Most importantly, the reality for American children is rapidly changing. According to the U.S. 2010 Census, nearly 650,000 households included two adults of the same gender, an increase of 52 percent over the past 10 years. These couples are raising 115,000 children 18 and under in virtually every county of the nation. If you combine this number of children with those raised by single gay and lesbian parents, you've got two million children, as noted in All Children Matter: Healthcare Obstacle and Opportunities for LGBT Families, a co-production of the Family Equality Council, the Movement Advancement Project, and the Center for American Progress. No small potatoes.
Equality embodies our humanity, and our progress as a nation.
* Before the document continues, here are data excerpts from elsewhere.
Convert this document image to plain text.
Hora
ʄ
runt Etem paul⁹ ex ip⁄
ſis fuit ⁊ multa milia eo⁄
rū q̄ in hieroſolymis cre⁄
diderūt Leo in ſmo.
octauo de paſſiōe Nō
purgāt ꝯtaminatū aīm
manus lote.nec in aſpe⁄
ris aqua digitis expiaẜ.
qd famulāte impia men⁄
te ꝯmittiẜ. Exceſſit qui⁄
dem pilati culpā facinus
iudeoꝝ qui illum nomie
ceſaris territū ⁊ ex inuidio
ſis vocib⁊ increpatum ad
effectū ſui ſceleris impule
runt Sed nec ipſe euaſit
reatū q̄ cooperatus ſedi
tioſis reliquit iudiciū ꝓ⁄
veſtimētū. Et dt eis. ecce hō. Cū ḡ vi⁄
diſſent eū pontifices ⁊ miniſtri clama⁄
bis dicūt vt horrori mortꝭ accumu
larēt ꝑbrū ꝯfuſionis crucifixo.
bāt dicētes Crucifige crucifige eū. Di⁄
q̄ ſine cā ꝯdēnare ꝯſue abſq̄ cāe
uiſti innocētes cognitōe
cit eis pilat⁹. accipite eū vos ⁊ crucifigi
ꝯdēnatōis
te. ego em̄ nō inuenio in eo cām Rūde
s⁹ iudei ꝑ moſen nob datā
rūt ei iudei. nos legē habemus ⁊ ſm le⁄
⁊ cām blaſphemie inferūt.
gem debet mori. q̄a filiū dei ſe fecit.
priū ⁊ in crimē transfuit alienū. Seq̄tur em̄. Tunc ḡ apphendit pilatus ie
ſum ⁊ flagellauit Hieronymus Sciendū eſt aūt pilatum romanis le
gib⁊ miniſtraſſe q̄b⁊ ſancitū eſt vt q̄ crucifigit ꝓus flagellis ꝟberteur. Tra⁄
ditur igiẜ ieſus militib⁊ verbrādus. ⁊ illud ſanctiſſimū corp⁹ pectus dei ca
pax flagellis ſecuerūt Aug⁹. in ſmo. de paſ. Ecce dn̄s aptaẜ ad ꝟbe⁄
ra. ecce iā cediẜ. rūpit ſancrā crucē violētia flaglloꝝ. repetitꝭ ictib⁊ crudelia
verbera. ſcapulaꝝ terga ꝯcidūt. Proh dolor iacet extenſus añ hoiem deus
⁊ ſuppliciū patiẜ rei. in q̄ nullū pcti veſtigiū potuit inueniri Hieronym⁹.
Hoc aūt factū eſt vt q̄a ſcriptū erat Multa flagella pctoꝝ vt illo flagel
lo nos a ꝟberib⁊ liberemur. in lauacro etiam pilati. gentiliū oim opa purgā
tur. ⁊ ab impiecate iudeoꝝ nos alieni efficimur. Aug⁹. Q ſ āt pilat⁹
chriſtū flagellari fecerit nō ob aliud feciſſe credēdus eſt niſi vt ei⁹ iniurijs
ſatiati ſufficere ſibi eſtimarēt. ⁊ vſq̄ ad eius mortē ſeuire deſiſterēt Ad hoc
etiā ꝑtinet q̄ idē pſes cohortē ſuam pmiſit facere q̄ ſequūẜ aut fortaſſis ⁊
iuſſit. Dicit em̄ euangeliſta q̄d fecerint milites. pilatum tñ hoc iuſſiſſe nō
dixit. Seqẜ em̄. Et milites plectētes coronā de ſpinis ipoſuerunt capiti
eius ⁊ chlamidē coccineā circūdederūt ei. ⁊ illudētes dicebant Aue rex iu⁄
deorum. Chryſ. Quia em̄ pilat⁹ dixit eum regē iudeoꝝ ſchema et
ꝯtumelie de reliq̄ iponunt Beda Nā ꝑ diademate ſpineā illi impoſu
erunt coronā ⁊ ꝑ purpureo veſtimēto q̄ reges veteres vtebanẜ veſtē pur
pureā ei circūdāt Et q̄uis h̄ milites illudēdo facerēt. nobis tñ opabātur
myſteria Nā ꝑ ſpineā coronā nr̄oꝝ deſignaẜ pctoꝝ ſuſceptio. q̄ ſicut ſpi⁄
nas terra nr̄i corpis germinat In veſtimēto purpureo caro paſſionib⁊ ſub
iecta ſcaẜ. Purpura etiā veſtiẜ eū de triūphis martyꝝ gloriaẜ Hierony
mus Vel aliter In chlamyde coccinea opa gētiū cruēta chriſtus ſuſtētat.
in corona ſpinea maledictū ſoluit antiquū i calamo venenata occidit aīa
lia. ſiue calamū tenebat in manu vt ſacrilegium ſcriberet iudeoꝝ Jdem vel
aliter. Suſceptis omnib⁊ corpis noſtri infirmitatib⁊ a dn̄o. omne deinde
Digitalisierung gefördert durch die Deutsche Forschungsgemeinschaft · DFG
But for those who prefer their rationale more hard-nosed: Human capital -- our children -- is the engine of our economy. And as the AAP makes clear, they need support from consistent, loving, healthy adults, no matter their sexual orientation. That relationship, between parent and child, holds the key to the success of this enterprise, including school readiness, academic achievement, and entrée into the middle class, and beyond.
In a felicitous twist of fate, Kristin Perry, one of the challengers to California's 2008 voter initiative to ban same-sex marriage, is a staunch children's advocate, who understands the stakes, both personally, and universally. She and her partner have raised a blended family, including twins and children from a previous marriage. "There is no more important decision as an adult than who you choose to love and build a family with," Perry said, adding that Proposition 8 hurts not only her, but her parents, her community, and her kids.
In 1989, the year my millennial daughter entered the world, Heather Has Two Mommies was self-published by Leslea Newman, unleashing a storm of controversy, and landing in the top 10 most frequently challenged books of the American Library Association. We've come a long, long way, as Newman reflects in the twentieth anniversary edition of her opus. But we're not there yet. We need to be vigilant, and keep our eye on equality -- for all.